Diabetes superstars

Many thanks to intern Lindsay for her work on this blog post and our social media series, Diabetes Superstars. Lindsay is a senior at the University of Delaware majoring in Nutrition and Dietetics.

Eating well with diabetes can be confusing. While we usually focus on carbohydrates in the diet when discussing diabetes and food, there are other things to consider. The combination of carbohydrates, protein, and fat in your diet can impact your health and the risk of future complications from diabetes.  Let’s take a look at some foods that are diabetes superstars and should be included in your everyday diet.

The basics

  • Carbohydrates include starches, sugars, and fiber. It is important to find carbs that are not full of added sugars and instead choose those are high in fiber. Fiber helps control and stabilize blood sugar levels, making it one of our superstars. Find it in fruits, vegetables, nuts, seeds, whole grains, and starchy beans, peas, and lentils.

  • Protein keeps you satisfied much longer than carbs do, with virtually no impact on your blood sugar. Lean protein is the best option when it comes to diabetes. Some superstar favorites include fish, shellfish, chicken breast, ground turkey, beans, and tofu. 

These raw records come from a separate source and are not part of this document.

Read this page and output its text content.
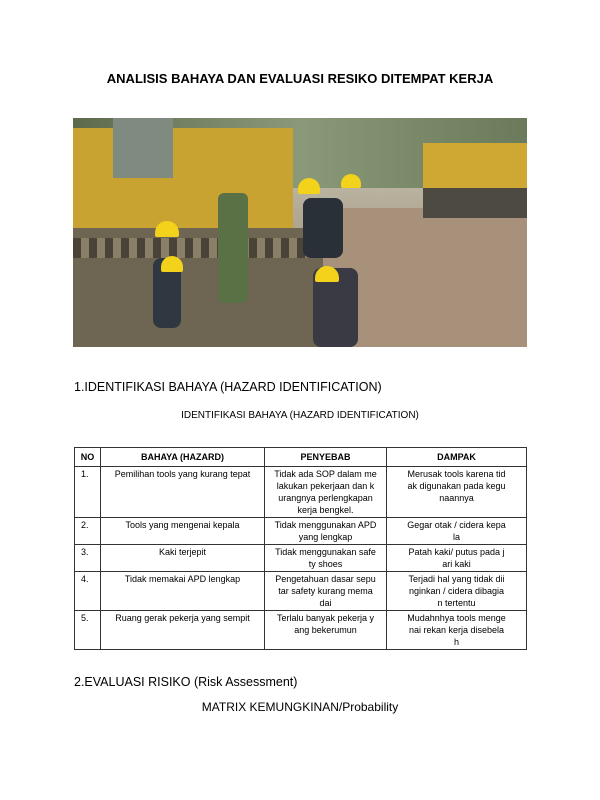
ANALISIS BAHAYA DAN EVALUASI RESIKO DITEMPAT KERJA
1.IDENTIFIKASI BAHAYA (HAZARD IDENTIFICATION)
IDENTIFIKASI BAHAYA (HAZARD IDENTIFICATION)
NO	BAHAYA (HAZARD)	PENYEBAB	DAMPAK
1.	Pemilihan tools yang kurang tepat	Tidak ada SOP dalam me
lakukan pekerjaan dan k
urangnya perlengkapan
kerja bengkel.	Merusak tools karena tid
ak digunakan pada kegu
naannya
2.	Tools yang mengenai kepala	Tidak menggunakan APD
yang lengkap	Gegar otak / cidera kepa
la
3.	Kaki terjepit	Tidak menggunakan safe
ty shoes	Patah kaki/ putus pada j
ari kaki
4.	Tidak memakai APD lengkap	Pengetahuan dasar sepu
tar safety kurang mema
dai	Terjadi hal yang tidak dii
nginkan / cidera dibagia
n tertentu
5.	Ruang gerak pekerja yang sempit	Terlalu banyak pekerja y
ang bekerumun	Mudahnhya tools menge
nai rekan kerja disebela
h
2.EVALUASI RISIKO (Risk Assessment)
MATRIX KEMUNGKINAN/Probability
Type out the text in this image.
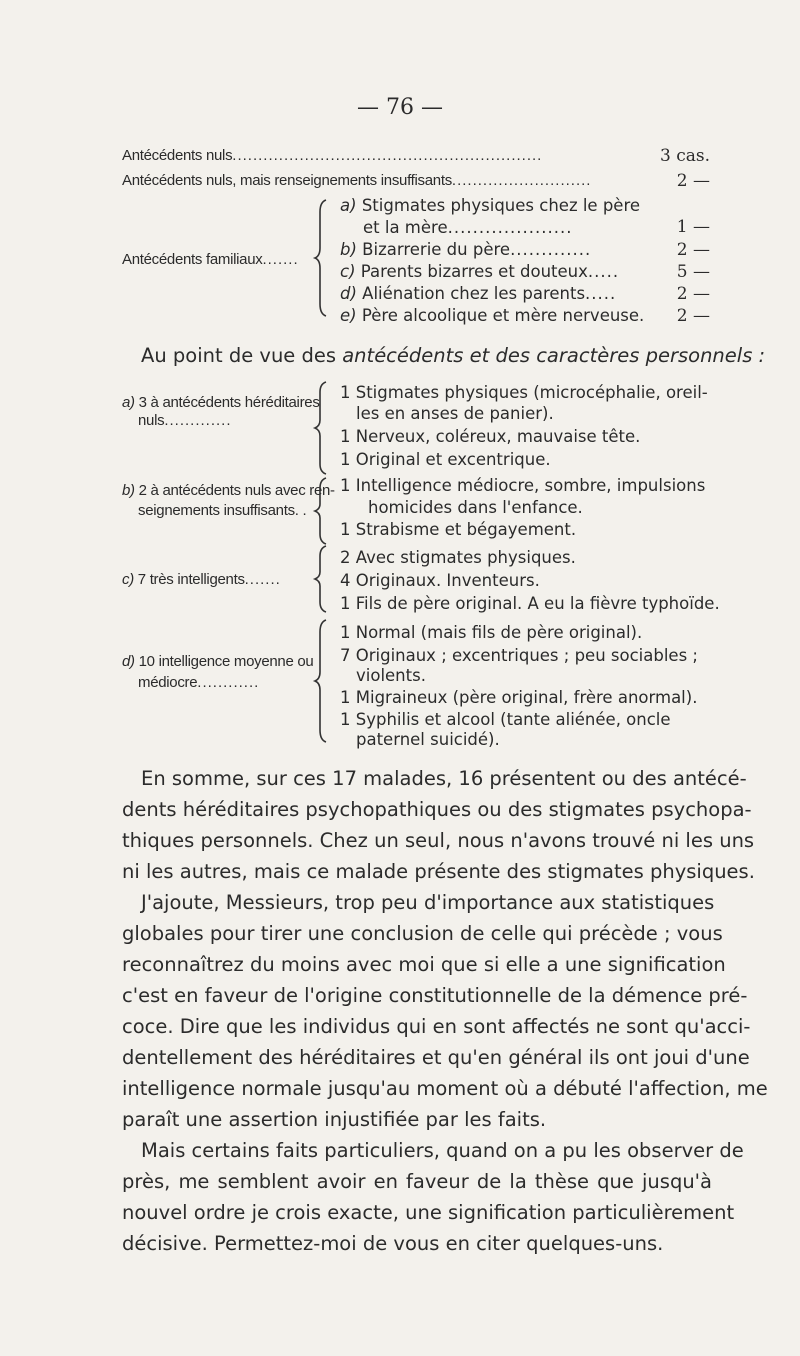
— 76 —
Antécédents nuls............................................................	3 cas.
Antécédents nuls, mais renseignements insuffisants...........................	2 —
Antécédents familiaux.......
a) Stigmates physiques chez le père
et la mère....................	1 —
b) Bizarrerie du père.............	2 —
c) Parents bizarres et douteux.....	5 —
d) Aliénation chez les parents.....	2 —
e) Père alcoolique et mère nerveuse.	2 —
Au point de vue des antécédents et des caractères personnels :
a) 3 à antécédents héréditaires
nuls.............
1 Stigmates physiques (microcéphalie, oreil-
les en anses de panier).
1 Nerveux, coléreux, mauvaise tête.
1 Original et excentrique.
b) 2 à antécédents nuls avec ren-
seignements insuffisants. .
1 Intelligence médiocre, sombre, impulsions
homicides dans l'enfance.
1 Strabisme et bégayement.
c) 7 très intelligents.......
2 Avec stigmates physiques.
4 Originaux. Inventeurs.
1 Fils de père original. A eu la fièvre typhoïde.
d) 10 intelligence moyenne ou
médiocre............
1 Normal (mais fils de père original).
7 Originaux ; excentriques ; peu sociables ;
violents.
1 Migraineux (père original, frère anormal).
1 Syphilis et alcool (tante aliénée, oncle
paternel suicidé).
En somme, sur ces 17 malades, 16 présentent ou des antécé-
dents héréditaires psychopathiques ou des stigmates psychopa-
thiques personnels. Chez un seul, nous n'avons trouvé ni les uns
ni les autres, mais ce malade présente des stigmates physiques.
J'ajoute, Messieurs, trop peu d'importance aux statistiques
globales pour tirer une conclusion de celle qui précède ; vous
reconnaîtrez du moins avec moi que si elle a une signification
c'est en faveur de l'origine constitutionnelle de la démence pré-
coce. Dire que les individus qui en sont affectés ne sont qu'acci-
dentellement des héréditaires et qu'en général ils ont joui d'une
intelligence normale jusqu'au moment où a débuté l'affection, me
paraît une assertion injustifiée par les faits.
Mais certains faits particuliers, quand on a pu les observer de
près, me semblent avoir en faveur de la thèse que jusqu'à
nouvel ordre je crois exacte, une signification particulièrement
décisive. Permettez-moi de vous en citer quelques-uns.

  • Fats are important to consider with diabetes because people with diabetes are at an increased risk of heart disease. While fat itself will not impact your blood sugar, it is important to choose  heart healthy fats and to limit saturated and trans fats. Heart healthy choices like olive, grapeseed, and avocado oil, along with nuts, seeds, and avocado easily achieve superstar status.

The details

Take a look at your plate to make sure the food choices you make are beneficial to your blood sugar.

Vegetables (hello, fiber!) are a well known nutrition superstar that shine extra bright for people with diabetes.  A good rule of thumb is to fill half of your plate with non-starchy vegetables, and split the rest of the plate between lean protein and healthy carb selections. Most vegetables are non-starchy, with the exception of potatoes, yams, corn, peas, and winter squashes.

Grain selection is a small change that can make a big difference. Swapping out refined, processed grains for whole grains is an easy move that can improve blood sugar. Whole grains contain more fiber, vitamins, and minerals compared to refined grains. Whole wheat bread, oats, barley, brown rice, and whole grain products are superstars. 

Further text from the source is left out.